Indonesia plans to move its capital to Borneo from Jakarta, a crowded, polluted city on the north coast of Java that is slowly sinking, Indonesian President Joko Widodo said yesterday.
It is urgent to begin relocation plans, although a physical relocaton of the capital would not begin until 2024, Widodo said.
The new administrative headquarters are to be built in East Kalimantan, Widodo said, adding that the relocation, about 1,400km from Jakarta, would help spread economic activity beyond Java, Indonesia’s most populous island.
Photo: AFP
“It is a strategic location at the center of Indonesia, close to growing urban area,” Widodo told a news conference at the Jakarta state palace.

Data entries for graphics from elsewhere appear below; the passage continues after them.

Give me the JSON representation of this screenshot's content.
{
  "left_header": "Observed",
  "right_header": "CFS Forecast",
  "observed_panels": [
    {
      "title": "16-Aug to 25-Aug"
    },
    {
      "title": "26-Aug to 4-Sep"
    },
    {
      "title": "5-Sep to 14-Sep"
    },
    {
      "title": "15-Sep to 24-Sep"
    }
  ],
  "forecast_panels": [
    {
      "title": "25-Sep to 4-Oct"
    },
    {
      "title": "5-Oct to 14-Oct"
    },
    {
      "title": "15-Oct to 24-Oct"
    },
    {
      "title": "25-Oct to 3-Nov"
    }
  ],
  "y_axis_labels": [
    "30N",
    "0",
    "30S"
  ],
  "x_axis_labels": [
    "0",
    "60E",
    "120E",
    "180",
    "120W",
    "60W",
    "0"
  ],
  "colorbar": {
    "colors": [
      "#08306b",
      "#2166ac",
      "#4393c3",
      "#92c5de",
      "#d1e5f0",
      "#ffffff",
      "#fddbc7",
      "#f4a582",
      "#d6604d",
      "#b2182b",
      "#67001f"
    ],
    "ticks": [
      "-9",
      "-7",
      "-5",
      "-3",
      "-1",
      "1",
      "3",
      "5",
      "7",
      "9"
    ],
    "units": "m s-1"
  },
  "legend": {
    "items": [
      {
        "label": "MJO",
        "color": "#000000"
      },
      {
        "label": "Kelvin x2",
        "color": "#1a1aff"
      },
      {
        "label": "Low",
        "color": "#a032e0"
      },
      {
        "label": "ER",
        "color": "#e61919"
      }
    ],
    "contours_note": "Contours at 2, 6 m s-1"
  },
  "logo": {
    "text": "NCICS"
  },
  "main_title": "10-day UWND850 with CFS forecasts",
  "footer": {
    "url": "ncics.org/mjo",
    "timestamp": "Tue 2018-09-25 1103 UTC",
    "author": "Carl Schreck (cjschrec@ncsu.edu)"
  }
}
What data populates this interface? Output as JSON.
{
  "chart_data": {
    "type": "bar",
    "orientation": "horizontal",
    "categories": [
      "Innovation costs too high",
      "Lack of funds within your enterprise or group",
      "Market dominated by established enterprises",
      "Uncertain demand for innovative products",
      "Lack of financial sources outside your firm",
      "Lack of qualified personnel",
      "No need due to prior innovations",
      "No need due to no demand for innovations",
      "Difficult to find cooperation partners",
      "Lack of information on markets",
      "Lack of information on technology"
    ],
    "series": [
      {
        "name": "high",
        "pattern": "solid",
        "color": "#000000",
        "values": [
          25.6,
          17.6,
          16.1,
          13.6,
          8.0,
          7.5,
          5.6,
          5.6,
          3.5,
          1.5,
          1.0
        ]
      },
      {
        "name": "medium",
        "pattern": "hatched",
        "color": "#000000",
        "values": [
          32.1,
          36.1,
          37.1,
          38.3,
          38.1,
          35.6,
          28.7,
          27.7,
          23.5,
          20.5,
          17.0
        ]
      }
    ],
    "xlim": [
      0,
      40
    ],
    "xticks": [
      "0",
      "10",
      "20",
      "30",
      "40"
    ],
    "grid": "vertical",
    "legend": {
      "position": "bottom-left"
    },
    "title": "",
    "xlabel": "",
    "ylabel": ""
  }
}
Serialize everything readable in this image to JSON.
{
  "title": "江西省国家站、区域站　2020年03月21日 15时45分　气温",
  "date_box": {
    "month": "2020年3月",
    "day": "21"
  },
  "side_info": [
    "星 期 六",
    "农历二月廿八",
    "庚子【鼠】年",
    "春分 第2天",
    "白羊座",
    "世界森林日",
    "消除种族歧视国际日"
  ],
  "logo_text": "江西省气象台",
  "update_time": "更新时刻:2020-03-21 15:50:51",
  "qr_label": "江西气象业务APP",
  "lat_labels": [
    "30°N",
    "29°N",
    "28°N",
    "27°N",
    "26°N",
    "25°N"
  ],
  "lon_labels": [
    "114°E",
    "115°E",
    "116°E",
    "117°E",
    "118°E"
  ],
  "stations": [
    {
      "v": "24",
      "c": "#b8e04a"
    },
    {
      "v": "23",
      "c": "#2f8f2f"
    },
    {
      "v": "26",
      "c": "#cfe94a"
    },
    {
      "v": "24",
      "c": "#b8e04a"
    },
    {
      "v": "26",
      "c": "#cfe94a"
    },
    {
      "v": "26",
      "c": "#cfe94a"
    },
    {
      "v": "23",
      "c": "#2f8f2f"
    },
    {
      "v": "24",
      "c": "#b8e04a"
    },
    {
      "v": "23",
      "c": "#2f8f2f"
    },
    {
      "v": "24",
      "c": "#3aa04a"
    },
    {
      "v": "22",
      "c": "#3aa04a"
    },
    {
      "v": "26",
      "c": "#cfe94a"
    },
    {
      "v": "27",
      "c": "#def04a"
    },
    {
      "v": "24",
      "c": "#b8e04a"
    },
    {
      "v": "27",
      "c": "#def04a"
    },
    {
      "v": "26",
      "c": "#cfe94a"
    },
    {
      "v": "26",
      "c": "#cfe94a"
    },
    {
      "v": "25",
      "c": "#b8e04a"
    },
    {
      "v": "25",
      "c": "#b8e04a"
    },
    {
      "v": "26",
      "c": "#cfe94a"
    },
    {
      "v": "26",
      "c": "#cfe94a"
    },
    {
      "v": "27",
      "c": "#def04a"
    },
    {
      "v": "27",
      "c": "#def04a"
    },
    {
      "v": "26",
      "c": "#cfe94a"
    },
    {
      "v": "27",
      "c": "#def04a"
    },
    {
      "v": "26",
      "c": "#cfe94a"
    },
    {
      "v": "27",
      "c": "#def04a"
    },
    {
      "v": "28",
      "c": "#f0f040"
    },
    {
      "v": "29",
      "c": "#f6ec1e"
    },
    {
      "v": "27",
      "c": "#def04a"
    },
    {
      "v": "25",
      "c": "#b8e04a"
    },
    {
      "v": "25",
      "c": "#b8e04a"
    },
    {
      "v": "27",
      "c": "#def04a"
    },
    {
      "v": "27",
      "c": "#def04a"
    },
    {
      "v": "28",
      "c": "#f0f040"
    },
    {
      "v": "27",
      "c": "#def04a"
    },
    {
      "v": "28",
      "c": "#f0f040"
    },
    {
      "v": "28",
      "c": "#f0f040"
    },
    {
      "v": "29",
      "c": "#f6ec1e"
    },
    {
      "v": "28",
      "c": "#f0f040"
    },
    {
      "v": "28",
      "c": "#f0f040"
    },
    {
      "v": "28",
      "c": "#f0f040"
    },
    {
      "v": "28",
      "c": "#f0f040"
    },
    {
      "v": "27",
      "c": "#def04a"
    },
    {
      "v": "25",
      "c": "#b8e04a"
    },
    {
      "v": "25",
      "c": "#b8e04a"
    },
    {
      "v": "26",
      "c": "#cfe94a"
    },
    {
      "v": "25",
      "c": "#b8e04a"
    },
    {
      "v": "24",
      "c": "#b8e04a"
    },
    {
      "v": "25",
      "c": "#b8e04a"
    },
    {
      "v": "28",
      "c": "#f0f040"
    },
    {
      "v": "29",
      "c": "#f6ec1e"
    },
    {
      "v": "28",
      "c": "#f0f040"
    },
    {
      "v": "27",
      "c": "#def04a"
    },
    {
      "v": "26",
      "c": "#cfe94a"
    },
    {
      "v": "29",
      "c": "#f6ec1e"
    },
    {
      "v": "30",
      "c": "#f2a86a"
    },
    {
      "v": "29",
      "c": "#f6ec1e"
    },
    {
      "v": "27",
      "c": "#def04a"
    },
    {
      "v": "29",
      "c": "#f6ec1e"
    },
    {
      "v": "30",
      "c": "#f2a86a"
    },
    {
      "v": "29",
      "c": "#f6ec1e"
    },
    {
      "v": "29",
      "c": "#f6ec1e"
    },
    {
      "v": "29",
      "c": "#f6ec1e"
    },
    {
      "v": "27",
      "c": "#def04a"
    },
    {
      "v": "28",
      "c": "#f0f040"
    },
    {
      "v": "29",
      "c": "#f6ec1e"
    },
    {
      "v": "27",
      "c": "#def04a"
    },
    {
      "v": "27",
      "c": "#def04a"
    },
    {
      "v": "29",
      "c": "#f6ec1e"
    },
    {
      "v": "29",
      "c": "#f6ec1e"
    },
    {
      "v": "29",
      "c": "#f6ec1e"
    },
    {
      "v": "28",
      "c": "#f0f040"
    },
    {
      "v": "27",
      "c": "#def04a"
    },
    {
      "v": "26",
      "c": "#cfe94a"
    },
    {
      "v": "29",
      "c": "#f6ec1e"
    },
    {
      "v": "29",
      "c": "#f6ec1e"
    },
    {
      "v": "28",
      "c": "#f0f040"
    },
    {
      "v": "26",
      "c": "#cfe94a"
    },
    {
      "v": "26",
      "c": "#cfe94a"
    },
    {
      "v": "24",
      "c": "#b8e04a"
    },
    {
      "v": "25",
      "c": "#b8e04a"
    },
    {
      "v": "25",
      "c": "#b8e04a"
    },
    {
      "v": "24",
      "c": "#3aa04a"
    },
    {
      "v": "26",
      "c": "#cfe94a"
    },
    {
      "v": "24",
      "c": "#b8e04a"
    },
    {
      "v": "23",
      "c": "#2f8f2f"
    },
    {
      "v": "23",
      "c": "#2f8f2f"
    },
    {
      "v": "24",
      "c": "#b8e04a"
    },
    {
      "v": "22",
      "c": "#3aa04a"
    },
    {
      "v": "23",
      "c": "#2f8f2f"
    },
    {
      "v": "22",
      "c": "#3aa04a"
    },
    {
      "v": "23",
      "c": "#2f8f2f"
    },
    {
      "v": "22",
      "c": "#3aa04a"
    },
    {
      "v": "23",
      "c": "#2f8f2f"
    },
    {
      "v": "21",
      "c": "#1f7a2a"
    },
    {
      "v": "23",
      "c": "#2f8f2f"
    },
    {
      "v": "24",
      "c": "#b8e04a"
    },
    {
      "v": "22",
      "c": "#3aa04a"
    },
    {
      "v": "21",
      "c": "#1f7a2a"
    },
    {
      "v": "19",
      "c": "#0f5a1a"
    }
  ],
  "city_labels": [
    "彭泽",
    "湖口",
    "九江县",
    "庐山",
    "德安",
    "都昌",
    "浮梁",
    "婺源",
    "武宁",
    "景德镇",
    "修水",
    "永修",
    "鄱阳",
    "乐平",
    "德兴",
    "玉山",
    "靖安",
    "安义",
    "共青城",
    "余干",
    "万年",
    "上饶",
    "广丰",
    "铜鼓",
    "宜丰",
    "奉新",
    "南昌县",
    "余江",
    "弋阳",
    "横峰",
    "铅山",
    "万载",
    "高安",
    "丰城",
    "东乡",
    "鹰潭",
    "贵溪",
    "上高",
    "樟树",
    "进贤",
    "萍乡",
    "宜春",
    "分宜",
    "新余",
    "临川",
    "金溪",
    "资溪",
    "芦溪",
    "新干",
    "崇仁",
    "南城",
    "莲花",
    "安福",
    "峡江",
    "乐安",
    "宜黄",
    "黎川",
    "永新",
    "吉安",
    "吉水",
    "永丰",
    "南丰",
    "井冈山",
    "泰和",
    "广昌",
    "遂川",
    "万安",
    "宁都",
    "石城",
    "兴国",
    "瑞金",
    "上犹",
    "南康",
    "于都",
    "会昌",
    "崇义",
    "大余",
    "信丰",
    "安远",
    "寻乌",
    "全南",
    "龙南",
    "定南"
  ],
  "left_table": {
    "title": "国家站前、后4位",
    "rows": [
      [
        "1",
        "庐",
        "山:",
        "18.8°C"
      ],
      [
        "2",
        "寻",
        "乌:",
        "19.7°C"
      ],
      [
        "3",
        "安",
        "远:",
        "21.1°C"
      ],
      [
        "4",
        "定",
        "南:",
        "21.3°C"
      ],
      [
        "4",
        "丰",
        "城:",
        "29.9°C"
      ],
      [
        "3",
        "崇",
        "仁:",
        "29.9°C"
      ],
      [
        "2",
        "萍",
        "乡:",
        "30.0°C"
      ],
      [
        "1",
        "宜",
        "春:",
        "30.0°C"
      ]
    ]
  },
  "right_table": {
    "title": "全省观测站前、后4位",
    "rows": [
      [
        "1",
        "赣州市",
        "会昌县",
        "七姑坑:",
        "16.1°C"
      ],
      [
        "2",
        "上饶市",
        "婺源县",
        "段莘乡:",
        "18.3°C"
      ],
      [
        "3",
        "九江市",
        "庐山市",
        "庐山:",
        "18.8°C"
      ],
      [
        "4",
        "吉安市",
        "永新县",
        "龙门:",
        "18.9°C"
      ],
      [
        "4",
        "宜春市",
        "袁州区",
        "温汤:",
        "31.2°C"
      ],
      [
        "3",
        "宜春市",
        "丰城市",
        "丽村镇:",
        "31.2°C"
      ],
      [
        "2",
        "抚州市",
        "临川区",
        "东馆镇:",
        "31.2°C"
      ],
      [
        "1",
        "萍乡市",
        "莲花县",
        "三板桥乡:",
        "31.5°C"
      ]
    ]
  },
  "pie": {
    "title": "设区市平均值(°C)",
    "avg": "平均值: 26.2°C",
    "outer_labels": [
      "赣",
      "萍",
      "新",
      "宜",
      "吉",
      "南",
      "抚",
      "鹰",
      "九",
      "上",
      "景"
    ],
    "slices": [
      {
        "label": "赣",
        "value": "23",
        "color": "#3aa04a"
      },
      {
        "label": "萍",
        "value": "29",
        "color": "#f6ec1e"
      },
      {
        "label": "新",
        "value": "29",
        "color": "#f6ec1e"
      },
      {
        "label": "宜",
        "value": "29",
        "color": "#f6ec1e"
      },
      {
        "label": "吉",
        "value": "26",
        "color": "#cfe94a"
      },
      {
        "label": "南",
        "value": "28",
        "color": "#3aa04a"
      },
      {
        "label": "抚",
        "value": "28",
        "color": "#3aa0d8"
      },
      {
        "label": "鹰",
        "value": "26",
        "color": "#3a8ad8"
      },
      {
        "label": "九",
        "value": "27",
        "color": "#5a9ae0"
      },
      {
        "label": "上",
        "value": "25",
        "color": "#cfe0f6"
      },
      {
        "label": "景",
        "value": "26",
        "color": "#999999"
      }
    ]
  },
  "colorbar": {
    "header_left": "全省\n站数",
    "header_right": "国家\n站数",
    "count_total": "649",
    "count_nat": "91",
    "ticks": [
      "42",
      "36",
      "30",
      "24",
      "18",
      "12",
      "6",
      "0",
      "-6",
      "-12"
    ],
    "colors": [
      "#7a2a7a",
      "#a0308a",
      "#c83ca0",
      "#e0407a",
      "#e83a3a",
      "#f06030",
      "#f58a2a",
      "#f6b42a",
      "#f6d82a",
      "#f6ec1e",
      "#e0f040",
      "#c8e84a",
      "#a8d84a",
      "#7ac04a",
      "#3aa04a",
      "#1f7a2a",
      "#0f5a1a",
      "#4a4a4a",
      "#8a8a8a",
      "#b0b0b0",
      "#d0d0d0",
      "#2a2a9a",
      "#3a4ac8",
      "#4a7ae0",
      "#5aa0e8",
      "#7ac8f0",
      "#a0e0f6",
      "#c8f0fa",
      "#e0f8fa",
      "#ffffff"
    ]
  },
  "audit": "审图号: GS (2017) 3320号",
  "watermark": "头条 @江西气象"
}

Widodo said that moving the capital would cost 466 trillion rupiah (US$32.97 billion), of which the state would fund 19 percent, with the rest from public-private partnerships and private investment.
The price tag includes new government offices and homes for about 1.5 million civil servants.
East Kalimantan is located on the Indonesian side of Borneo, a region known for rainforests, coal mines and home to just more than 16 million people.
Environmentalist groups have expressed fears that building a new capital amid swaths of forests could imperil the habitats of endangered wildlife, including orangutans, sun bears and long-nosed monkeys.
Widodo said that the burden on Jakarta and Java is too heavy, with Java home to 54 percent of the country’s 260 million population and generating 58 percent of the country’s GDP.
With twice the density of Singapore, the city has little space to build more without rehousing thousands of families. To make matters worse, two-fifths of the city is below sea level and parts of it are sinking at 20cm, due to millions of residents using up groundwater.
Gridlocks and public transport woes cost the city about 100 trillion rupiah a year in economic losses, according to official estimates.
Construction of the new city would begin from 2021, Indonesian Minister of National Development Planning Bambang Brodjonegoro said.